Oil fluctuated above $50 a barrel since the Organization of Petroleum Exporting Countries and other countries started trimming supply for six months starting Jan. 1 to reduce a global glut. According to Goldman Sachs Group Inc., while U.S. shale output has rebounded, larger than expected cuts elsewhere and signs of growing demand suggest stockpiles will eventually decline.
West Texas Intermediate for April delivery dropped $1, or 2 percent, to close at $49.28 a barrel on the New York Mercantile Exchange. Total volume traded was about 85 percent above the 100-day average. The contract has tumbled 7.6 percent in four days.
Brent for May settlement slipped 92 cents to $52.19 a barrel on the London-based ICE Futures Europe exchange. It was the lowest close since Nov. 30.. The global benchmark crude closed at a $2.36 premium to May WTI.
Khalid Al-Falih, Saudi Arabia’s oil minister, said this week’s global inventories are falling slower than expected, opening the door to extend the output-cut deal beyond its initial six months. Producers will meet in Vienna in May to decide on the next steps. But he insisted the kingdom wouldn’t act alone.

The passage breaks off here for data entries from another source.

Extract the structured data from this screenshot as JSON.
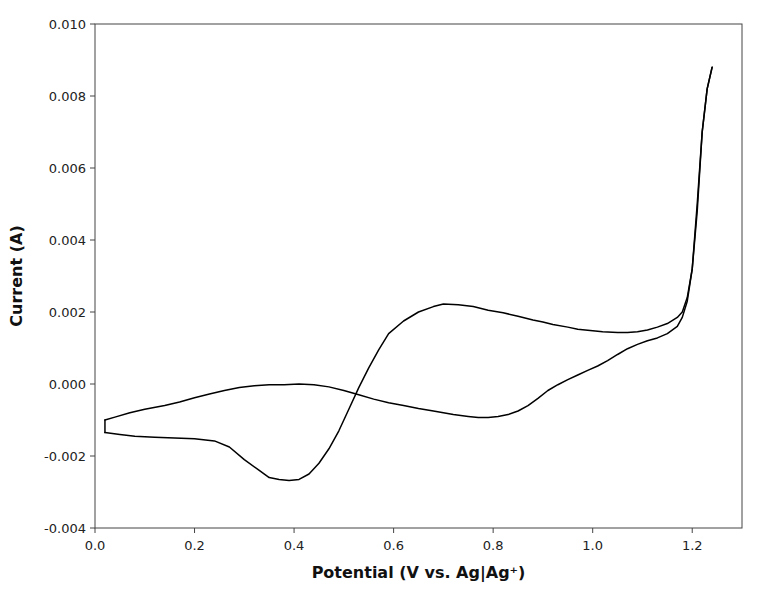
{
  "chart_data": {
    "type": "line",
    "xlabel": "Potential (V vs. Ag|Ag⁺)",
    "ylabel": "Current (A)",
    "xlim": [
      0.0,
      1.3
    ],
    "ylim": [
      -0.004,
      0.01
    ],
    "xticks": [
      {
        "value": 0.0,
        "label": "0.0"
      },
      0.2,
      0.4,
      0.6,
      0.8,
      {
        "value": 1.0,
        "label": "1.0"
      },
      1.2
    ],
    "yticks": [
      -0.004,
      -0.002,
      {
        "value": 0.0,
        "label": "0.000"
      },
      0.002,
      0.004,
      0.006,
      0.008,
      {
        "value": 0.01,
        "label": "0.010"
      }
    ],
    "grid": false,
    "series": [
      {
        "color": "#000000",
        "x": [
          0.02,
          0.05,
          0.08,
          0.12,
          0.16,
          0.2,
          0.24,
          0.27,
          0.3,
          0.33,
          0.35,
          0.37,
          0.39,
          0.41,
          0.43,
          0.45,
          0.47,
          0.49,
          0.51,
          0.53,
          0.55,
          0.57,
          0.59,
          0.62,
          0.65,
          0.68,
          0.7,
          0.73,
          0.76,
          0.79,
          0.82,
          0.85,
          0.88,
          0.9,
          0.92,
          0.95,
          0.97,
          1.0,
          1.02,
          1.05,
          1.07,
          1.09,
          1.11,
          1.13,
          1.15,
          1.17,
          1.18,
          1.19,
          1.2,
          1.21,
          1.22,
          1.23,
          1.24
        ],
        "values": [
          -0.00135,
          -0.0014,
          -0.00145,
          -0.00148,
          -0.0015,
          -0.00152,
          -0.00158,
          -0.00175,
          -0.0021,
          -0.0024,
          -0.0026,
          -0.00265,
          -0.00268,
          -0.00265,
          -0.0025,
          -0.0022,
          -0.0018,
          -0.0013,
          -0.0007,
          -0.0001,
          0.00045,
          0.00095,
          0.0014,
          0.00175,
          0.002,
          0.00215,
          0.00222,
          0.0022,
          0.00215,
          0.00205,
          0.00198,
          0.00188,
          0.00178,
          0.00172,
          0.00165,
          0.00158,
          0.00152,
          0.00148,
          0.00145,
          0.00143,
          0.00143,
          0.00145,
          0.0015,
          0.00158,
          0.00168,
          0.00185,
          0.002,
          0.0024,
          0.0032,
          0.005,
          0.007,
          0.0082,
          0.0088
        ]
      },
      {
        "color": "#000000",
        "x": [
          1.24,
          1.23,
          1.22,
          1.21,
          1.2,
          1.19,
          1.18,
          1.17,
          1.15,
          1.13,
          1.11,
          1.09,
          1.07,
          1.05,
          1.03,
          1.01,
          0.99,
          0.97,
          0.95,
          0.93,
          0.91,
          0.89,
          0.87,
          0.85,
          0.83,
          0.81,
          0.79,
          0.77,
          0.75,
          0.72,
          0.7,
          0.68,
          0.65,
          0.62,
          0.59,
          0.56,
          0.53,
          0.5,
          0.47,
          0.44,
          0.41,
          0.38,
          0.35,
          0.32,
          0.29,
          0.26,
          0.23,
          0.2,
          0.17,
          0.14,
          0.1,
          0.07,
          0.04,
          0.02
        ],
        "values": [
          0.0088,
          0.0082,
          0.007,
          0.0048,
          0.0032,
          0.0023,
          0.00185,
          0.0016,
          0.0014,
          0.00128,
          0.0012,
          0.0011,
          0.00098,
          0.00082,
          0.00065,
          0.0005,
          0.00038,
          0.00025,
          0.00012,
          -2e-05,
          -0.00018,
          -0.0004,
          -0.0006,
          -0.00075,
          -0.00085,
          -0.0009,
          -0.00093,
          -0.00093,
          -0.0009,
          -0.00085,
          -0.0008,
          -0.00075,
          -0.00068,
          -0.0006,
          -0.00052,
          -0.00042,
          -0.0003,
          -0.00018,
          -8e-05,
          -2e-05,
          0.0,
          -2e-05,
          -2e-05,
          -5e-05,
          -0.0001,
          -0.00018,
          -0.00028,
          -0.00038,
          -0.0005,
          -0.0006,
          -0.0007,
          -0.0008,
          -0.00092,
          -0.001
        ]
      },
      {
        "color": "#000000",
        "x": [
          0.02,
          0.02
        ],
        "values": [
          -0.00135,
          -0.001
        ]
      }
    ]
  }
}
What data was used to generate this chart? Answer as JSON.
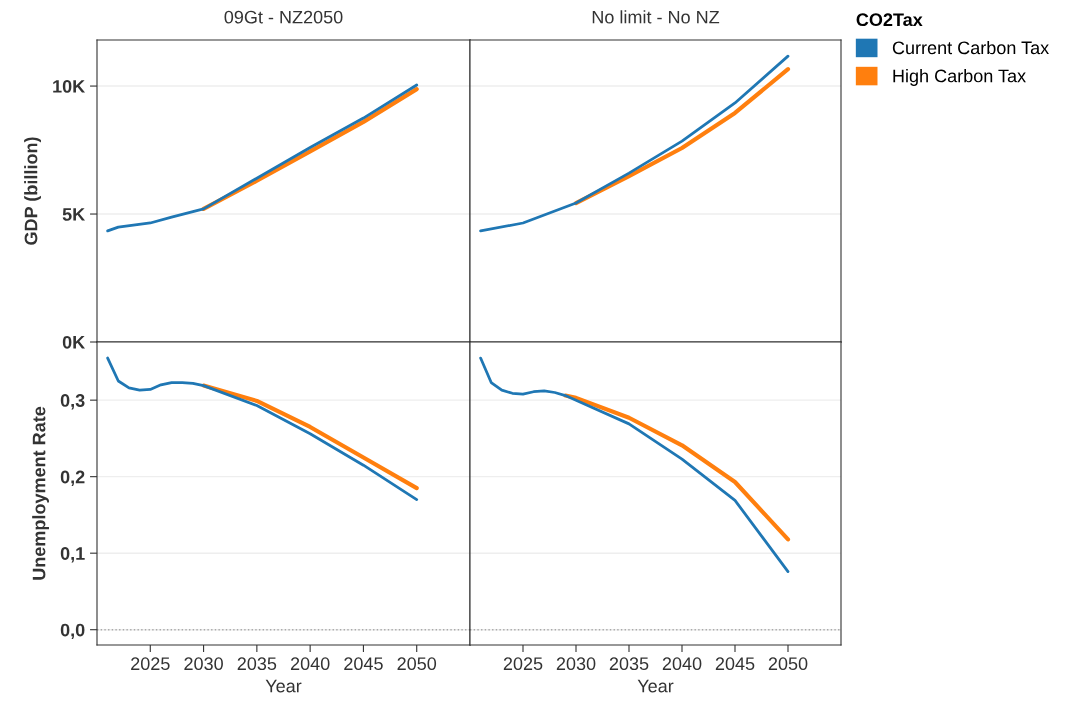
{
  "chart_data": [
    {
      "type": "line",
      "title": "09Gt - NZ2050",
      "ylabel": "GDP (billion)",
      "legend_title": "CO2Tax",
      "legend": "top right",
      "grid": "y",
      "tick_labels": "y",
      "xlim": [
        2020,
        2055
      ],
      "xticks": [
        2025,
        2030,
        2035,
        2040,
        2045,
        2050
      ],
      "ylim": [
        0,
        11800
      ],
      "yticks": [
        {
          "value": 0,
          "label": "0K"
        },
        {
          "value": 5000,
          "label": "5K"
        },
        {
          "value": 10000,
          "label": "10K"
        }
      ],
      "series": [
        {
          "name": "Current Carbon Tax",
          "color": "#1f77b4",
          "x": [
            2021,
            2022,
            2025,
            2027,
            2030,
            2035,
            2040,
            2045,
            2050
          ],
          "values": [
            4340,
            4490,
            4650,
            4880,
            5200,
            6400,
            7600,
            8750,
            10040
          ]
        },
        {
          "name": "High Carbon Tax",
          "color": "#ff7f0e",
          "x": [
            2030,
            2035,
            2040,
            2045,
            2050
          ],
          "values": [
            5200,
            6300,
            7450,
            8600,
            9880
          ]
        }
      ]
    },
    {
      "type": "line",
      "title": "No limit - No NZ",
      "grid": "y",
      "tick_labels": false,
      "xlim": [
        2020,
        2055
      ],
      "xticks": [
        2025,
        2030,
        2035,
        2040,
        2045,
        2050
      ],
      "ylim": [
        0,
        11800
      ],
      "yticks": [
        {
          "value": 0,
          "label": null
        },
        {
          "value": 5000,
          "label": null
        },
        {
          "value": 10000,
          "label": null
        }
      ],
      "series": [
        {
          "color": "#1f77b4",
          "x": [
            2021,
            2025,
            2030,
            2035,
            2040,
            2045,
            2050
          ],
          "values": [
            4340,
            4650,
            5430,
            6600,
            7850,
            9340,
            11170
          ]
        },
        {
          "color": "#ff7f0e",
          "x": [
            2030,
            2035,
            2040,
            2045,
            2050
          ],
          "values": [
            5430,
            6480,
            7580,
            8950,
            10660
          ]
        }
      ]
    },
    {
      "type": "line",
      "ylabel": "Unemployment Rate",
      "xlabel": "Year",
      "grid": "y",
      "xlim": [
        2020,
        2055
      ],
      "xticks": [
        2025,
        2030,
        2035,
        2040,
        2045,
        2050
      ],
      "ylim": [
        -0.02,
        0.376
      ],
      "yticks": [
        {
          "value": 0,
          "label": "0,0"
        },
        {
          "value": 0.1,
          "label": "0,1"
        },
        {
          "value": 0.2,
          "label": "0,2"
        },
        {
          "value": 0.3,
          "label": "0,3"
        }
      ],
      "ref_lines": [
        {
          "axis": "y",
          "value": 0,
          "color": "#aaaaaa",
          "line_style": "dotted"
        }
      ],
      "series": [
        {
          "color": "#1f77b4",
          "x": [
            2021,
            2022,
            2023,
            2024,
            2025,
            2026,
            2027,
            2028,
            2029,
            2030,
            2035,
            2040,
            2045,
            2050
          ],
          "values": [
            0.355,
            0.325,
            0.316,
            0.313,
            0.314,
            0.32,
            0.323,
            0.323,
            0.322,
            0.319,
            0.293,
            0.256,
            0.215,
            0.17
          ]
        },
        {
          "color": "#ff7f0e",
          "x": [
            2030,
            2035,
            2040,
            2045,
            2050
          ],
          "values": [
            0.319,
            0.299,
            0.265,
            0.225,
            0.185
          ]
        }
      ]
    },
    {
      "type": "line",
      "xlabel": "Year",
      "grid": "y",
      "tick_labels": "x",
      "xlim": [
        2020,
        2055
      ],
      "xticks": [
        2025,
        2030,
        2035,
        2040,
        2045,
        2050
      ],
      "ylim": [
        -0.02,
        0.376
      ],
      "yticks": [
        {
          "value": 0,
          "label": null
        },
        {
          "value": 0.1,
          "label": null
        },
        {
          "value": 0.2,
          "label": null
        },
        {
          "value": 0.3,
          "label": null
        }
      ],
      "ref_lines": [
        {
          "axis": "y",
          "value": 0,
          "color": "#aaaaaa",
          "line_style": "dotted"
        }
      ],
      "series": [
        {
          "color": "#1f77b4",
          "x": [
            2021,
            2022,
            2023,
            2024,
            2025,
            2026,
            2027,
            2028,
            2029,
            2030,
            2035,
            2040,
            2045,
            2050
          ],
          "values": [
            0.355,
            0.323,
            0.313,
            0.309,
            0.308,
            0.311,
            0.312,
            0.31,
            0.306,
            0.3,
            0.269,
            0.223,
            0.169,
            0.076
          ]
        },
        {
          "color": "#ff7f0e",
          "x": [
            2029,
            2030,
            2035,
            2040,
            2045,
            2050
          ],
          "values": [
            0.306,
            0.303,
            0.277,
            0.241,
            0.193,
            0.118
          ]
        }
      ]
    }
  ]
}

OPEC members exceeded their pledged output reduction last month, Kuwaiti Oil Minister Issam Almarzooq told state-run news agency KUNA. Compliance by non-OPEC countries is at about 50 percent, he said.
According to the EIA’s monthly Short-Term Energy Outlook, U.S. crude production increased for a third week to 9.09 million barrels a day, the EIA said Wednesday. The nation’s output is projected to surge to a record 9.73 million barrels a day next year.